Results of the logistic regression model are shown in Table 1. Intermediate-risk syndromes or other neurological presentations (OR 7.97, CI95% 3.07–23.80 and OR 192.82 CI95% 66.11–739.59, respectively) and low-risk tumor/absence of tumor (OR 6.90, CI95% 2.75–18.92) were associated with higher odds of an alternative diagnosis than PNS, whereas increasing age (OR 0.95, CI95% 0.92–0.97) was inversely associated with an alternative diagnosis. A distribution of these variables according to the presence of an underlying etiological diagnosis is reported in Table S1. No separation was found among categorical variables in the score model, and therefore, no regularization method was used. However, we note that the size of some of the categorical variables was small as reported in Table S2. Calibration curves alongside Brier scores for the model in the discovery and validation cohorts are presented in Fig. S1. The PNS DDx Score was then derived and pooled into three categories identifying low (− 3 to 0), medium (1–3), and high (> 3) probability of an alternative diagnosis (Table 2). These cut-offs were chosen to maximize specificity.

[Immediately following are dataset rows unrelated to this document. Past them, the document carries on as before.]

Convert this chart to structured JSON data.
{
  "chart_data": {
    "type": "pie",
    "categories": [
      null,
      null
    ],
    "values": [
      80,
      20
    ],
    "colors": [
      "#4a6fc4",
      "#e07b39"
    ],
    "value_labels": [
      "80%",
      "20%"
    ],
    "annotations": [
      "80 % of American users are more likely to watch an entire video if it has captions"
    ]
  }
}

Table 1 Logistic regression model evaluating OR (CI 95%) of an alternative diagnosis of PNSTable 2 PNS DDx Score items, range and point categories for low, medium, and high probability of an alternative diagnosis of PNS, respectively PNS Score validation

Mean diagnostic accuracy in the derivation cohort was overall good (AUC 0.891, CI95% 0.883–0.971), while the validation cohort outperformed the training set (AUC 0.931, CI95% 0.929–0.997). However, this score was not validated in the possible/probable PNS diagnosis subgroup, as no definite outcome is available for this category. Additional performance metrics are reported in Table S3.